"Those
Suffragettes!" he was shouting or rather shrieking in a nasal whine,
"if I had _my_ way, I'd lay 'em out along the course and have 'em
---- by ----. The ----'s!"
The shocked auditory around him drew away. Vivie gathered he was
Mr. ---- well, perhaps I had better not give his name,[1] even
in a disguised form. He had had a chequered career in South
America--Mexico oil, Peruvian rubber, Buenos Aires railways, and a
corner in Argentine beef--but had become exceedingly rich, a fortune
perhaps of twenty millions.
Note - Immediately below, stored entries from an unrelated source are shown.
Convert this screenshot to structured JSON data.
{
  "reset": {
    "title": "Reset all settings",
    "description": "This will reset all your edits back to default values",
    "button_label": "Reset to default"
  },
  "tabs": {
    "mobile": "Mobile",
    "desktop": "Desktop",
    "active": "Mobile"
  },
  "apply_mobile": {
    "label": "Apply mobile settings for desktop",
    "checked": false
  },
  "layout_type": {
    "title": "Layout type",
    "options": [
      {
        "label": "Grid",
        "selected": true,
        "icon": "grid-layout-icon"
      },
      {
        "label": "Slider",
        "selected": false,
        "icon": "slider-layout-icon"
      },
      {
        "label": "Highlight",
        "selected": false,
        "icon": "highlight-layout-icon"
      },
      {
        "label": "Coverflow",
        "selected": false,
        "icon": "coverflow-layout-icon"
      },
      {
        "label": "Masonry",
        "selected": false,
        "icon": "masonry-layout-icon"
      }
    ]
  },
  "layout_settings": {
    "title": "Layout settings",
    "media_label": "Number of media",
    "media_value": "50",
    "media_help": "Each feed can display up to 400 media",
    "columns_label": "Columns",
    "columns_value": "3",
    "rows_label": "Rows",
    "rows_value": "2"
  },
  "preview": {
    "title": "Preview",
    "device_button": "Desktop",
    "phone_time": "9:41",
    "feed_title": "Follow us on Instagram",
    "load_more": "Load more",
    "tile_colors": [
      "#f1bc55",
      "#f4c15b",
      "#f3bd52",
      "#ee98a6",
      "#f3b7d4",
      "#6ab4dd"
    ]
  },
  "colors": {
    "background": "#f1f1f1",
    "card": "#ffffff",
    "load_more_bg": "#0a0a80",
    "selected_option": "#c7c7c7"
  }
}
He had given five times more than any
other aspirant in benefactions to charities and to the party chest
of the dominant Party, but the authorities dared not reward him with
a baronetcy because of the stories of his early life which had to be
fought out in libel cases with Baxendale Strangeways and others. But
he had won through these libel cases, and now devoted his vast
wealth to improving our breed of horses by racing at Newmarket,
Epsom, Doncaster, Gatwick, Sandown and Brighton. Racing had, in
fact, become to him what Auction Bridge was to the Society gamblers
of those days, only instead of losing and winning tens and hundreds
of pounds, his fluctuations in gains and losses were in thousands,
generally with a summing up on the right side of the annual account.
But whether on the Turf, at the billiard table, or in the stock
market he was or had become a bad loser.